おててがくりーむぱん2


孝志に腕を引かれながら、イライラが増してくる。ビルの地下駐車場へ降りるエレベーターの中でも、孝志は無言を決め込んでいる。こちらを見ようともしない。


光恵はイライラがピークに達していた。孝志のすました横顔に、心の中で暴言を吐きはじめる。


このくらいの障害で、もうあきらめる?
あのいじわるマネージャーの言いなりって訳?
所詮その程度の思いってことよね。
ばかやろう。


白いBMWの扉を開け、二人乗り込む。モアっとした車内の空気を吸い込んだ。

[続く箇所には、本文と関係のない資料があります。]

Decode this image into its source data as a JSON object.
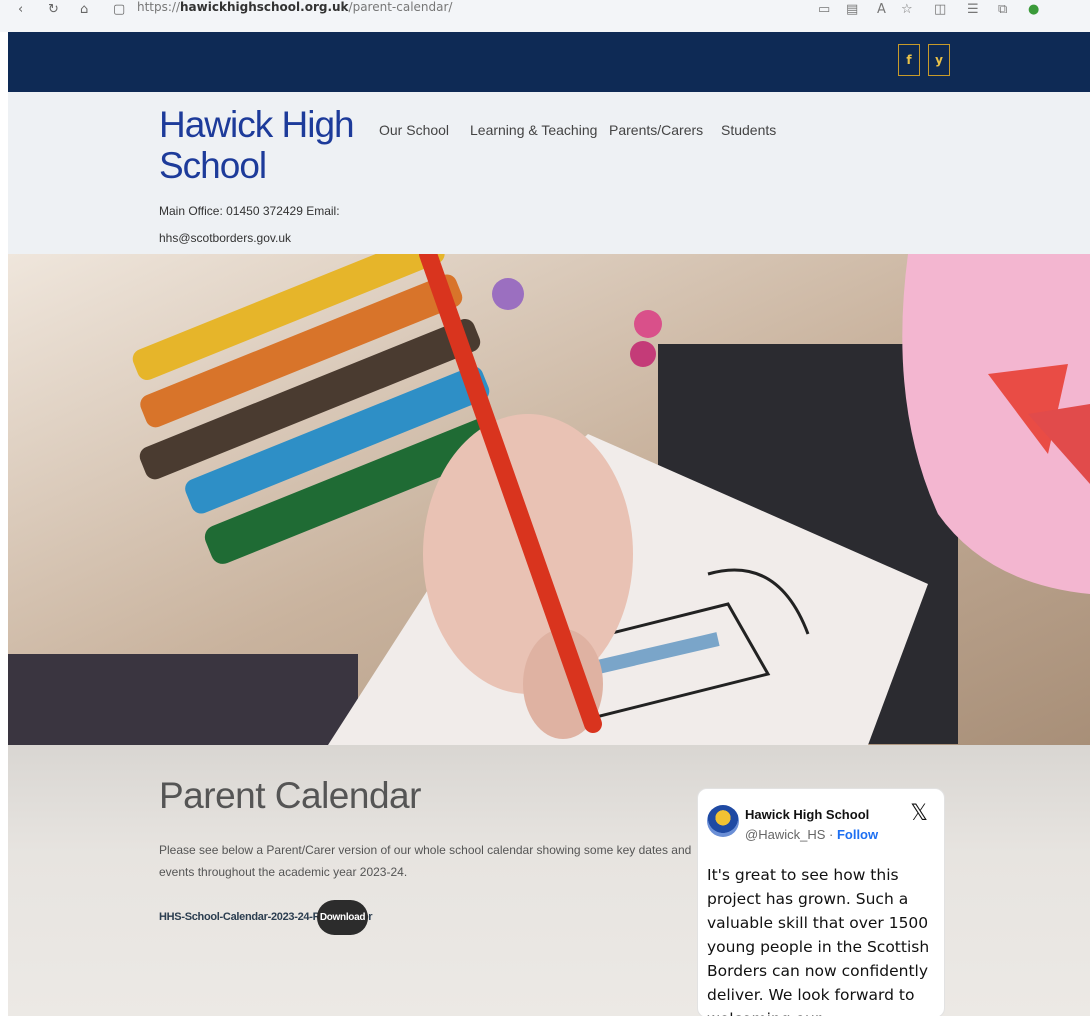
{
  "browser": {
    "url_prefix": "https://",
    "url_domain": "hawickhighschool.org.uk",
    "url_path": "/parent-calendar/"
  },
  "social": {
    "facebook_label": "f",
    "twitter_label": "y",
    "accent_color": "#c79a2a"
  },
  "header": {
    "school_name_line1": "Hawick High",
    "school_name_line2": "School",
    "contact_line1": "Main Office: 01450 372429 Email:",
    "contact_line2": "hhs@scotborders.gov.uk",
    "nav": [
      "Our School",
      "Learning & Teaching",
      "Parents/Carers",
      "Students"
    ]
  },
  "colors": {
    "topbar": "#0e2a55",
    "brand": "#1d3b9a"
  },
  "main": {
    "title": "Parent Calendar",
    "intro": "Please see below a Parent/Carer version of our whole school calendar showing some key dates and events throughout the academic year 2023-24.",
    "file_name": "HHS-School-Calendar-2023-24-ParentCarer",
    "download_label": "Download"
  },
  "tweet": {
    "name": "Hawick High School",
    "handle": "@Hawick_HS",
    "separator": " · ",
    "follow_label": "Follow",
    "logo": "𝕏",
    "text": "It's great to see how this project has grown. Such a valuable skill that over 1500 young people in the Scottish Borders can now confidently deliver. We look forward to welcoming our"
  }
}
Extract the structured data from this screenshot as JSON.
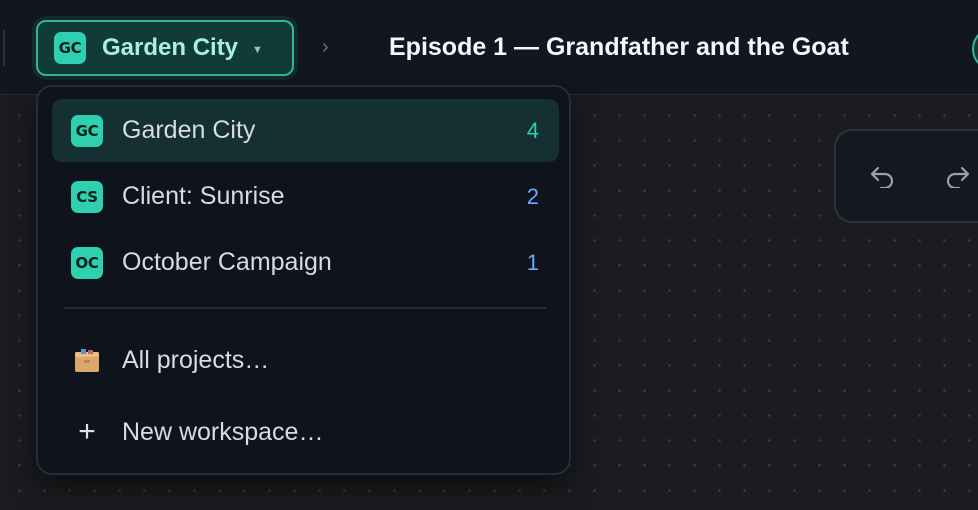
{
  "topbar": {
    "workspace": {
      "badge": "GC",
      "name": "Garden City",
      "caret_icon": "caret-down-icon"
    },
    "breadcrumb_separator": "›",
    "document_title": "Episode 1 — Grandfather and the Goat"
  },
  "history": {
    "undo_icon": "undo-icon",
    "redo_icon": "redo-icon"
  },
  "dropdown": {
    "workspaces": [
      {
        "badge": "GC",
        "name": "Garden City",
        "count": "4",
        "active": true,
        "count_color": "#2fd0b0"
      },
      {
        "badge": "CS",
        "name": "Client: Sunrise",
        "count": "2",
        "active": false,
        "count_color": "#6ea8f5"
      },
      {
        "badge": "OC",
        "name": "October Campaign",
        "count": "1",
        "active": false,
        "count_color": "#6ea8f5"
      }
    ],
    "actions": [
      {
        "icon": "folder-box-icon",
        "label": "All projects…"
      },
      {
        "icon": "plus-icon",
        "label": "New workspace…"
      }
    ]
  },
  "colors": {
    "accent": "#2fd0b0",
    "accent_border": "#2fb89c",
    "topbar_bg": "#121620",
    "menu_bg": "#0f131c"
  }
}
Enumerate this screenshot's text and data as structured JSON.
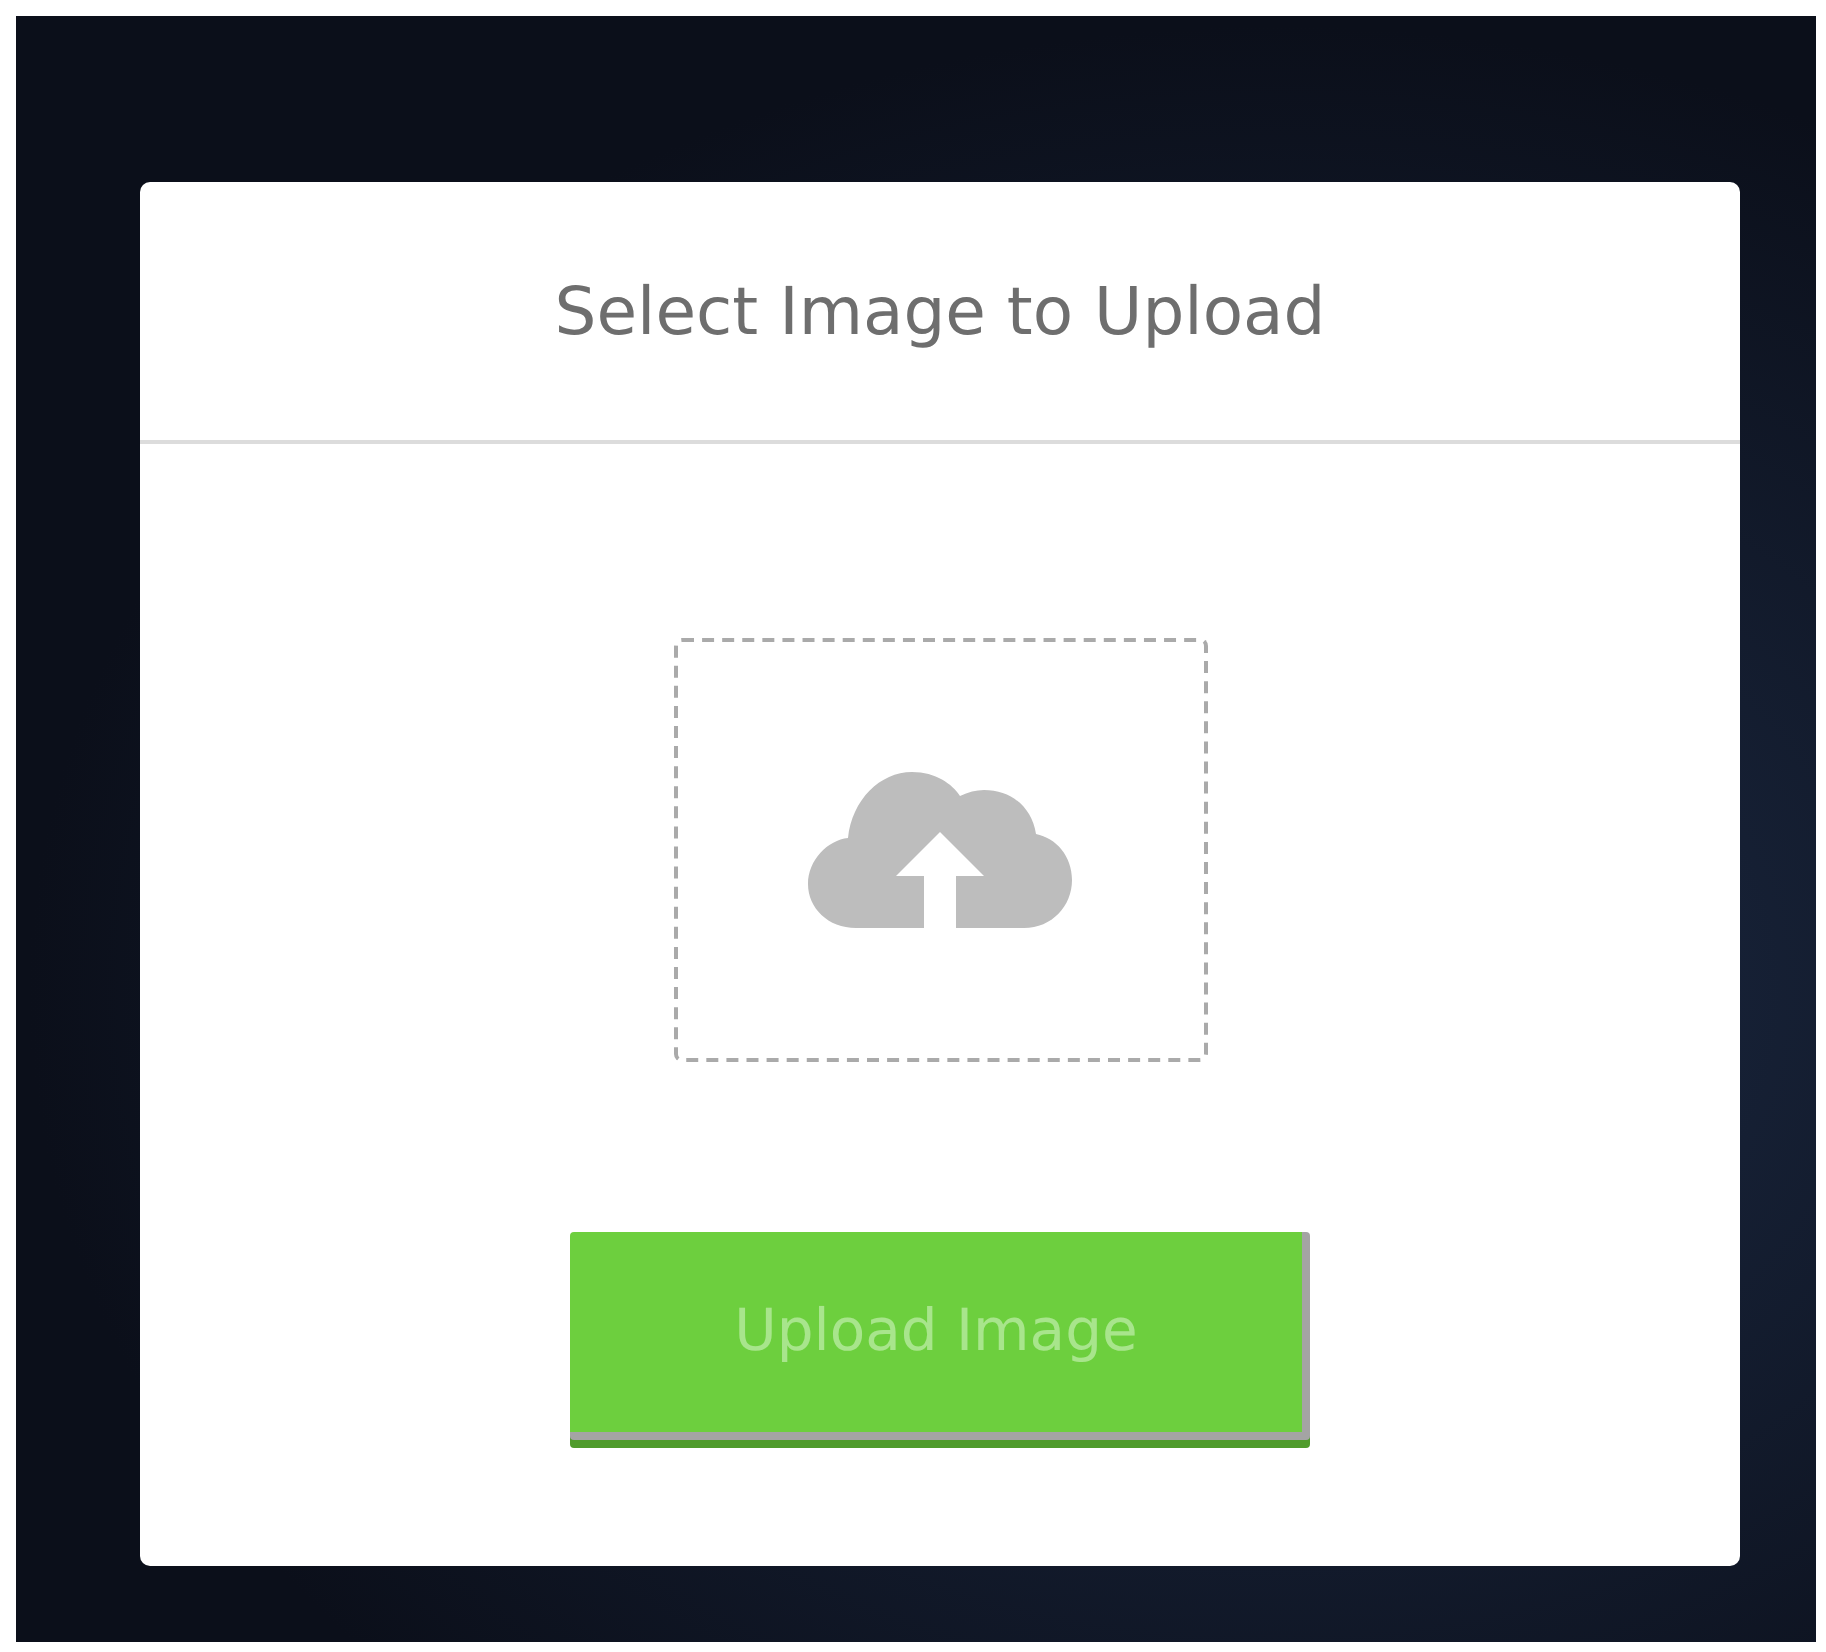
{
  "dialog": {
    "title": "Select Image to Upload",
    "button": "Upload Image"
  }
}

ぷりぷり怒りマックスの光恵は、どしんと革張りのソファに座って、腕を組む。


指輪、外してやるからな。
もうおっぱいだって、触らせない!!!


「秘密にしよう」
孝志が言った。


光恵は眉間に深い谷を作りながら「は?」と声に出した。


「だから、秘密で結婚すればいいんだ」
孝志は得意げな顔で、そう言った。


「本気?」
「うん、本気」
「ばれたら?」
「だからばれないようにするんだ」


光恵は意表をつかれて、返事に困った。


いいの? それ。


「駄目かな?」
孝志の不安げな眼差しに、思わずきゅんとなる。


「駄目じゃあ、ないけど」
光恵は深く考える暇もなく、そう答えてしまっていた。


「じゃあ、決まり! 今度ミツのパパとママに挨拶行くからね」
「はあ」


光恵の心が「真剣に考えちゃだめ! これは勢いよ!」と叫んでいる。


車のエンジンがかかる。ご機嫌の孝志からは、能天気な鼻歌。光恵は釈然としない気持ちのまま、結婚に向かって走り出した。